Soon, Patel (as Sivaji) visits Gayatri's home. Unaware of the deception, Gayatri apologizes to him for her harsh words and reconciles with him. Meanwhile, journalist Shreshta Jayaram informs Sivaji in jail that Patel has assumed his identity and murdered Prasad. Shreshta later interviews Patel and Gayatri at their house, covertly revealing to Gayatri that her real father is in jail. Shocked but conflicted, Gayatri defends the man she believes is her father. In jail, Sivaji (as Patel) expresses his final wish—to perform on stage once more. However, Patel (as Sivaji) wants to replace Sivaji and attempts to flee to the US. The public pressures Patel to fulfill this request, and he reluctantly agrees, earning widespread applause.

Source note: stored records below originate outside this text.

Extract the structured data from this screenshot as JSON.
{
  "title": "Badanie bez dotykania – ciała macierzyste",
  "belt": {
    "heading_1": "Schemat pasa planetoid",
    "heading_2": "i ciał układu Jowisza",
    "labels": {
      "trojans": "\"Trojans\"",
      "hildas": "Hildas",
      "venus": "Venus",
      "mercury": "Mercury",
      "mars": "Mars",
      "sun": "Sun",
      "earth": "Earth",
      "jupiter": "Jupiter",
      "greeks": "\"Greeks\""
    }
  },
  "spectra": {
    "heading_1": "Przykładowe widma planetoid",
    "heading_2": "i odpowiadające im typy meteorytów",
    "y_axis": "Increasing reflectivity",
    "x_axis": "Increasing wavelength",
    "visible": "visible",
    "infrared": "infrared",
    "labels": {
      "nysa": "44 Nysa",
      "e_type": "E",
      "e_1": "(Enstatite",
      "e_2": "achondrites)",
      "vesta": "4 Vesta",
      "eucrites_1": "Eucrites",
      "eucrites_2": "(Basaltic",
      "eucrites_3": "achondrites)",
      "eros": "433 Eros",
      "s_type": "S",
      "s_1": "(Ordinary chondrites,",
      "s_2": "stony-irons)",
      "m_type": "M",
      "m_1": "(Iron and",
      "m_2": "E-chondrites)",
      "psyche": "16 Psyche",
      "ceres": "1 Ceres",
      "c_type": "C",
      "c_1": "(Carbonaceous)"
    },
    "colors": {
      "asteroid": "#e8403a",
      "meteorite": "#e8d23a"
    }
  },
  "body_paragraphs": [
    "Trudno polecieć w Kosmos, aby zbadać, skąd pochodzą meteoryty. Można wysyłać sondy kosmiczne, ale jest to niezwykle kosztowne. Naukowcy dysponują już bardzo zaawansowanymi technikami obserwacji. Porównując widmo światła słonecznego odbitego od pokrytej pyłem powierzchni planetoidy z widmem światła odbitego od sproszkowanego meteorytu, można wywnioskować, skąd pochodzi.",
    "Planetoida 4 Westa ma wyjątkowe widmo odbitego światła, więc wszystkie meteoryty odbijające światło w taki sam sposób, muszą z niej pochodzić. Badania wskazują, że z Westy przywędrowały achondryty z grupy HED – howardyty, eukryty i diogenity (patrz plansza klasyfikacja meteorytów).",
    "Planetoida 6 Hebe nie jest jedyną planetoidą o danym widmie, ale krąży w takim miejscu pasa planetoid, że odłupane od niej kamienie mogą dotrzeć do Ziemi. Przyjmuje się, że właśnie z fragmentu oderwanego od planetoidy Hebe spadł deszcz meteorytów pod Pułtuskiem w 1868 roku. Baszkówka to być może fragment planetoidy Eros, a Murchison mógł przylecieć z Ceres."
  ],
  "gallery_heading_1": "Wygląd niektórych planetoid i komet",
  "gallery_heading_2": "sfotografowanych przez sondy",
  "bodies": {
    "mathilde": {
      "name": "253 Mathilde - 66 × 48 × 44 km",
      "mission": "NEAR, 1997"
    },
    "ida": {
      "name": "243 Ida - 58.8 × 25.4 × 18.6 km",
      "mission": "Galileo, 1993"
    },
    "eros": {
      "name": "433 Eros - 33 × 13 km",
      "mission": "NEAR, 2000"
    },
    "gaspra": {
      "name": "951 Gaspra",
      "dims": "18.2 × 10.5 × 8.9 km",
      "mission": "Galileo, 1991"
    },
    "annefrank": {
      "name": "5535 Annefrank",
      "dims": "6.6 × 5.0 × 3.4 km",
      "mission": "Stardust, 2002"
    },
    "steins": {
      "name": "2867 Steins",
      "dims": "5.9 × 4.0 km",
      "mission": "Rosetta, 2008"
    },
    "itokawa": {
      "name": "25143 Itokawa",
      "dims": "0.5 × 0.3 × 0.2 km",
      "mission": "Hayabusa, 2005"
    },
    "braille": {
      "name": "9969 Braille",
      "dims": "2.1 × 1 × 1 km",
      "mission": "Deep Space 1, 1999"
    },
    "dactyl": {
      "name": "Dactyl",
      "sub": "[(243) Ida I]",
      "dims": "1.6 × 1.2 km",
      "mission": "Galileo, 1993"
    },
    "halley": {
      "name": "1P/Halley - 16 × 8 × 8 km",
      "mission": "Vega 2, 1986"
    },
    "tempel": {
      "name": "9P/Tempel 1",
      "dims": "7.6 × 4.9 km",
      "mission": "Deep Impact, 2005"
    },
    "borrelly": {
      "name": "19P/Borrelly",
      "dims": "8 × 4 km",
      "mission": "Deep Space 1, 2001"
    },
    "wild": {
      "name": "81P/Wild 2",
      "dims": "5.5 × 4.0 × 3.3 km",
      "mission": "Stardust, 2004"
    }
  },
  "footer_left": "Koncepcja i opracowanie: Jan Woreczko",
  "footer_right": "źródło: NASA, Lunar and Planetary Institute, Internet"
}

Gayatri and Patel then visit the jail, where Gayatri is finally reunited with her real father, Sivaji. It is revealed that Gayatri was worried about the safety of the hospital children, which was why she defended Patel earlier. Recognizing Sivaji's humanitarian nature, Simhachalam prepares for Patel's execution. However, Patel attacks Sivaji, leading to a violent confrontation inside the jail. The police struggle to identify the real Sivaji, but Gayatri manages to shoot Patel dead. The film ends with Sivaji and Gayatri leaving the jail.

==Production==
After a break of two years, Mohan Babu announced the film Gayatri, where he will be playing a dual role, the hero and the villain, produced by himself under the banner Sree Lakshmi Prasanna Pictures co-starring his son Vishnu Manchu and Shriya Saran. Actors Brahmanandam, Posani Krishna Murali, Kota Srinivasa Rao, Tanikella Bharani, and Ali were signed to play important roles with S. Thaman providing the music. The film was shot at Tirupati and Ramoji Film City. Actor Nandamuri Balakrishna, who was shooting for Jai Simha, visited Gayatri crew and wished success. Action director Kanal Kannan captured a fight sequence between Mohan Babu's that lasted for 11 days using Nero motion control rig used extensively for VFX. The first look of the film was launched on 25 December 2017 and Vishnu Manchu-Shriya Saran's first look was launched on 1 January 2018.

== Soundtrack ==

The music was composed by S. Thaman and released on Silly Monks Music.

Track-List
| No. | Title | Lyrics | Singer(s) | Length |
|---|---|---|---|---|
| 1. | "Jai Hanuman" | Suddala Ashok Teja | Shankar Mahadevan | 5:25 |
| 2. | "Thella Thella" | Ramajogayya Sastry | Madhu Balakrishnan | 4:02 |
| 3. | "Oka Nuvvu Oka Nenu" | Ramajogayya Sastry | Jubin Nautiyal, Shreya Ghoshal | 5:39 |
| 4. | "Vekuvamma" | Suddala Ashok Teja | S. P. Balasubrahmanyam | 4:09 |
| 5. | "Sarasamaha" | Ramajogayya Sastry | Ramya Behara | 4:31 |
| 6. | "Ravana Brahmma" | Ramajogayya Sastry | Mano | 3:11 |
| Total length: |  |  |  | 26:57 |

==Reception==
Deccan Chronicle rated the film with 2.5 stars and wrote, "the film is strictly for Mohan Babu fans only and for others, the choice remain with us". Firstpost wrote that the film could have been a taut thriller, but doesn't quite hit the mark saying Gayatri is a film tailor-made for Mohan Babu. New Indian Express wrote that the "film packs a punch for the commendable performance of Mohan Babu and makes for a decent watch".